Prang Ku Suan Taeng, is an ancient Khmer Hindu temple in Ban Mai Chaiyaphot district, Buriram province, Thailand. Built during the second half of the 12th century in the Khmer architectural style, the temple is believed to have also served as a medical facility.

== Description ==
Built in the mid-12th to second half of the 12th century during the reign of Jayavarman VII or Suryavarman II in the Khmer Bayon architectural style, the temple is in Suan Laeng village on the road between Putthaisong and Prathai. Believed to have served as a Arogayasala or hospital, the temple provided medical as well as religious services.

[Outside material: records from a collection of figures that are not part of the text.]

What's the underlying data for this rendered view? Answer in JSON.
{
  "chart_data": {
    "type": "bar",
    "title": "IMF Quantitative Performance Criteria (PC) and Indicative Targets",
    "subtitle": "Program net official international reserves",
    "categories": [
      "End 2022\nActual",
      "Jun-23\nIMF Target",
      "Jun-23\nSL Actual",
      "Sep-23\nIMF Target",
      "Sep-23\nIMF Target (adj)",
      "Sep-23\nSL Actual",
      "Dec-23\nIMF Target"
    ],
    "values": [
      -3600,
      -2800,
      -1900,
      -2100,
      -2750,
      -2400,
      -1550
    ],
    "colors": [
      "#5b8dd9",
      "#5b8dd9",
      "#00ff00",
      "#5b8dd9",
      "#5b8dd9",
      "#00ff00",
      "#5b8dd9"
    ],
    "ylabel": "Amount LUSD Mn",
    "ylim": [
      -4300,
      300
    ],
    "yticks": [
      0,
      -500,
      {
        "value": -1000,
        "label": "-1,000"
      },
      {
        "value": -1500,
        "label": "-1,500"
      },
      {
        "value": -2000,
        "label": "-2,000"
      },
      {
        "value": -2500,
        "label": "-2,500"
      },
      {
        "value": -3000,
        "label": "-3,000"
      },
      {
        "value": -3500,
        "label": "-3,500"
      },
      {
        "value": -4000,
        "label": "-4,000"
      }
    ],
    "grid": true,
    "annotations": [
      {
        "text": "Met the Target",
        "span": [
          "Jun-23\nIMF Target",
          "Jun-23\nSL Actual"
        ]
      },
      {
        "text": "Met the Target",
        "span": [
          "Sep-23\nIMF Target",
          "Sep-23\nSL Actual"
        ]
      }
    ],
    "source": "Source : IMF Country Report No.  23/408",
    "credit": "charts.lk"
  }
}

The site consists of three towers built of brick on the same laterite base arranged in a north-south direction and facing east. The larger, central principal tower has a protruding porch at the front and three false doors on its other sides. The three towers are surrounded by a moat. To the east are the remains of two library buildings with only the laterite foundations having survived. Nearby is a baray or small pond.

== Artefacts ==
Artefacts recovered from the site include seven well-preserved, intricately carved lintels which have been placed in various museums. These include – from the north tower, a carving of Vishnu reclining (Bangkok National Museum); from the south tower, Indra on Airavata (Khon Kaen National Museum); and Vishnu as Vamanavatara, and a depiction of the churning of the ocean of milk (Phimai National Museum).